Laboratory for Breast Cancer Metastasis
Using single-cell technologies to unlock the cellular and molecular mechanisms driving metastasis
Using single-cell technologies to unlock the cellular and molecular mechanisms driving metastasis
Single-cell genomics
We use diverse single-cell genomic and spatial technologies to study cellular heterogeneity and generate new insights into the basic cellular and molecular mechanisms that drive tissue homeostasis and metastasis.
Metabolism
Cells use different forms of metabolism depending on their bioenergetic needs and access to nutrients. We study the role of cellular metabolism in metastatic spread and why specific forms of metabolism are beneficial for metastasis.
Immune control
We study how the immune system controls metastasis to the central nervous system (CNS), a particularly deadly form of metastasis. The CNS immune microenvironment is unique and its ability to control metastasis is poorly understood.
HBCA
The goal of this project is to generate a comprehensive reference of cell types and cell states in the adult human breast tissues using single cell and spatial genomic methods. This is part of the greater Human Cell Atlas (HCA) effort and is generously funded by the Chan-Zuckerberg Initiative (CZI).
Featured publication
Transcriptional diversity and bioenergetic shift in human breast cancer metastasis revealed by single-cell RNA sequencing
Davis RT et al., Nature Cell Biology, 2020
Although metastasis remains the cause of most cancer-related mortality, mechanisms governing seeding in distal tissues are poorly understood. Here, we establish a robust method for the identification of global transcriptomic changes in rare metastatic cells during seeding using single-cell RNA sequencing and patient-derived-xenograft models of breast cancer.
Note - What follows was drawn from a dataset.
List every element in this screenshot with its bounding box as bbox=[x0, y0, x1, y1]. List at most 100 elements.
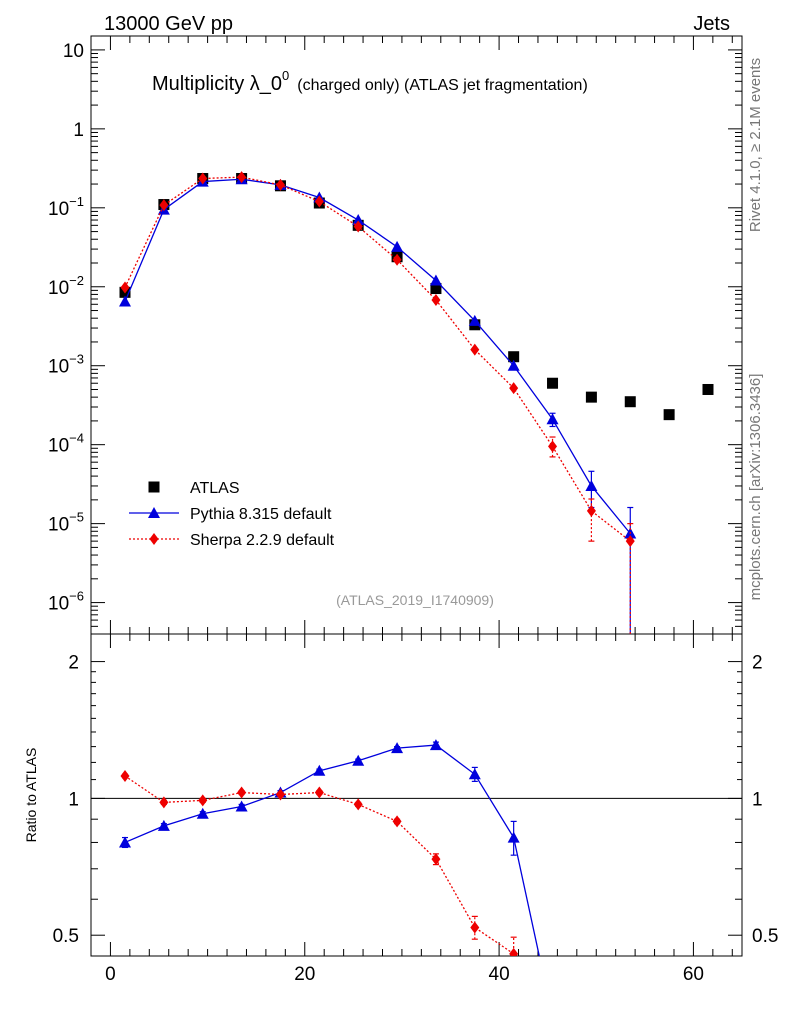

We find that both primary tumours and micrometastases display transcriptional heterogeneity but micrometastases harbour a distinct transcriptome program conserved across patient-derived-xenograft models that is highly predictive of poor survival of patients. Pathway analysis revealed mitochondrial oxidative phosphorylation as the top pathway upregulated in micrometastases, in contrast to higher levels of glycolytic enzymes in primary tumour cells, which we corroborated by flow cytometric and metabolomic analyses. Pharmacological inhibition of oxidative phosphorylation dramatically attenuated metastatic seeding in the lungs, which demonstrates the functional importance of oxidative phosphorylation in metastasis and highlights its potential as a therapeutic target to prevent metastatic spread in patients with breast cancer.